The charter market displayed here via the HarpEx has been robust going into 2025. Despite numerous uncertainties and volatility, the market remains on a plateau due to ongoing scarcity of available tonnage. Looking at the number of fixtures reported, there were roughly 33 fewer fixtures concluded in Q1 compared to Q1 last year. However, there’s still quite a solid number of fixed vessels being fixed as we observed a total of around two twenty fixtures in Q1 twenty twenty five. The decline can mostly be attributed to the limited availability of vessels.

Especially in the sizes above 3,000 TEU, the market is very tight for the remainder of 2025. Since January 2024, the Time Charter Index increased by more than 150%. In sum, charter rates and periods remain robust on a good level, only in Q1, but until today, as you have also heard from Moritz when looking at our most recent fixtures. Secondhand prices, another topic to look at, have likewise increased by around 40% to 50% since January 2024. The good market environment for ship owners has resulted in the strongest secondhand market for tonnage outside the pandemic boom in the last fourteen years.

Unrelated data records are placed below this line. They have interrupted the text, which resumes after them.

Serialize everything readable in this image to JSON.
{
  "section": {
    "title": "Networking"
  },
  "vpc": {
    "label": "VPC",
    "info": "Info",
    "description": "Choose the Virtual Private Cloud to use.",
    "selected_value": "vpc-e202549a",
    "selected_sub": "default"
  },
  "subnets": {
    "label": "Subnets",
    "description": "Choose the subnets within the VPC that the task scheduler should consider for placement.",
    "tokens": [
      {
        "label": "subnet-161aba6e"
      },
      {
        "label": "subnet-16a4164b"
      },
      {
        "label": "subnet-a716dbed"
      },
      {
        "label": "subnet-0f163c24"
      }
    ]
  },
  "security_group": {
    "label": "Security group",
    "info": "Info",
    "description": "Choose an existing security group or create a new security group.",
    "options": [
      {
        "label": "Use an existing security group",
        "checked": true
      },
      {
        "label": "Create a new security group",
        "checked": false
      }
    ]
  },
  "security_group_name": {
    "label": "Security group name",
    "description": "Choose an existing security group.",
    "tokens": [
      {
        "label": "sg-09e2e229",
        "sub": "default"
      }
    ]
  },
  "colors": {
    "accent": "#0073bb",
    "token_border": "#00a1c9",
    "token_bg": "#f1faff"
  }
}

As a result, the second hand market is still busy with the same level of activity being reported compared to Q1 twenty twenty four, roughly 50 to 60 vessels have been sold just like one year ago. It is predominantly the big liner operators like MSC and CMA and some non operator owners that are still securing tonnage to grow their fleet. Looking a little further, data from Clarksons Research show that after three years of record orders, the appetite of newbuilds among owners is weakening somewhat, which has seen newbuilding prices finally etch down a bit. Let’s continue by looking at some additional market parameters on Slide 12, specifically vessel availability and forward fixing in more detail. You can see that the development of forward availability of vessels on the left hand side here has significantly dropped in 2024 and continued the trajectory during the first months in 2025.

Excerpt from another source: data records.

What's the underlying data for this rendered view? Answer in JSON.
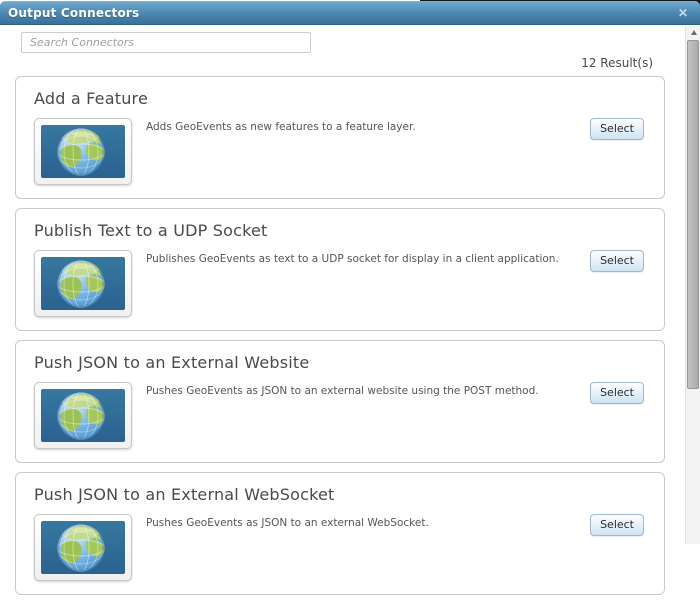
{
  "dialog": {
    "title": "Output Connectors",
    "close_icon": "✕"
  },
  "search": {
    "placeholder": "Search Connectors"
  },
  "results": {
    "count_label": "12 Result(s)"
  },
  "connectors": [
    {
      "title": "Add a Feature",
      "description": "Adds GeoEvents as new features to a feature layer.",
      "select_label": "Select"
    },
    {
      "title": "Publish Text to a UDP Socket",
      "description": "Publishes GeoEvents as text to a UDP socket for display in a client application.",
      "select_label": "Select"
    },
    {
      "title": "Push JSON to an External Website",
      "description": "Pushes GeoEvents as JSON to an external website using the POST method.",
      "select_label": "Select"
    },
    {
      "title": "Push JSON to an External WebSocket",
      "description": "Pushes GeoEvents as JSON to an external WebSocket.",
      "select_label": "Select"
    }
  ],
  "colors": {
    "titlebar_gradient_top": "#6ea8cd",
    "titlebar_gradient_bottom": "#3a7099",
    "titlebar_text": "#ffffff",
    "card_border": "#c9c9c9",
    "button_border": "#a0b8cc",
    "button_gradient_bottom": "#cde3f3",
    "thumbnail_background": "#31729f",
    "globe_land": "#a4c75c",
    "globe_ocean": "#79b9e6"
  }
}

The decline of open positions has helped the charter rates to remain healthy despite the macroeconomic uncertainties. Only a few vessels are readily available and the term prompt tonnage usually refers to ships that are only available at least a couple of weeks out. As a result, owners remain calm and do not see the need to secure the first employment opportunity that presents itself. When looking at what is being done in terms of fixtures, as a general comment, we have seen continued demand for our midsize and smaller container ships from the liner operators as they took as they look to maximize flexibility in their networks to accommodate changing flows of cargo. The fixing of vessels for forward positions picked up again going into 2025.

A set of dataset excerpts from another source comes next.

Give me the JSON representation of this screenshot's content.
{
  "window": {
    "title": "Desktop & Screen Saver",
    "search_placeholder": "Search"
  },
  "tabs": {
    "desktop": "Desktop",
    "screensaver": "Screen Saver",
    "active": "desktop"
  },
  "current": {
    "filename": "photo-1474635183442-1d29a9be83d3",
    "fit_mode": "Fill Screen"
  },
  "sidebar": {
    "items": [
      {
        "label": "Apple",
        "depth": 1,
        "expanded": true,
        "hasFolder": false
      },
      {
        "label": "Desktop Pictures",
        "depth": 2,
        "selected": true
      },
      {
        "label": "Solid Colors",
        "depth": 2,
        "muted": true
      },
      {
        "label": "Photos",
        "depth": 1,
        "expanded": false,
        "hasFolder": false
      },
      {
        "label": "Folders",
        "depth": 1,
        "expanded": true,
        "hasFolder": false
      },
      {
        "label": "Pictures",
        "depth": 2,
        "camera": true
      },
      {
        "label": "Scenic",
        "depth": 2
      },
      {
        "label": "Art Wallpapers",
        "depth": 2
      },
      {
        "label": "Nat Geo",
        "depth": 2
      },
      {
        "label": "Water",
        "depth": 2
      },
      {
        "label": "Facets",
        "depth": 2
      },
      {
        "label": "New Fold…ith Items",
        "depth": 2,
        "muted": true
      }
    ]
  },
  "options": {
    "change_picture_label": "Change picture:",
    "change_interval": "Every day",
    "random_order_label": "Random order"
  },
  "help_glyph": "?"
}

Generally, fixtures increased due to the scarcity of tonnage. The majority of fixtures that were concluded further out than others were reported in the larger sizes above 4,000 TEU, whereas the supply of vessels is already very limited for 2025. As a result, the non operating owners fleet can still be deemed fully employed based on a very low count of idle vessels. Moving on to the next slide, where we present a bit more specifics on regional markets, and we believe that going forward, regional markets will continue to grow, the regional fleets not so much. What does that mean specifically?

On the demand side, while we see strong volatility in freight rates on the Mainland trades, especially the Transpacific, it is important not to lose sight of the strong market fundamentals in intra regional trades. Mainland volumes will not be the growth drivers of container trade in the coming years. The average annual growth of only around 1% is expected over the coming years. At the same time, intra regional trade, the core market for the MPCC fleet is expected to grow by 3.5% annually on average for the next two years. The container trade volume on intra regional trades is also significantly higher than the total volume on the Mainland trades, which clearly demonstrates the importance of intra regional traffic.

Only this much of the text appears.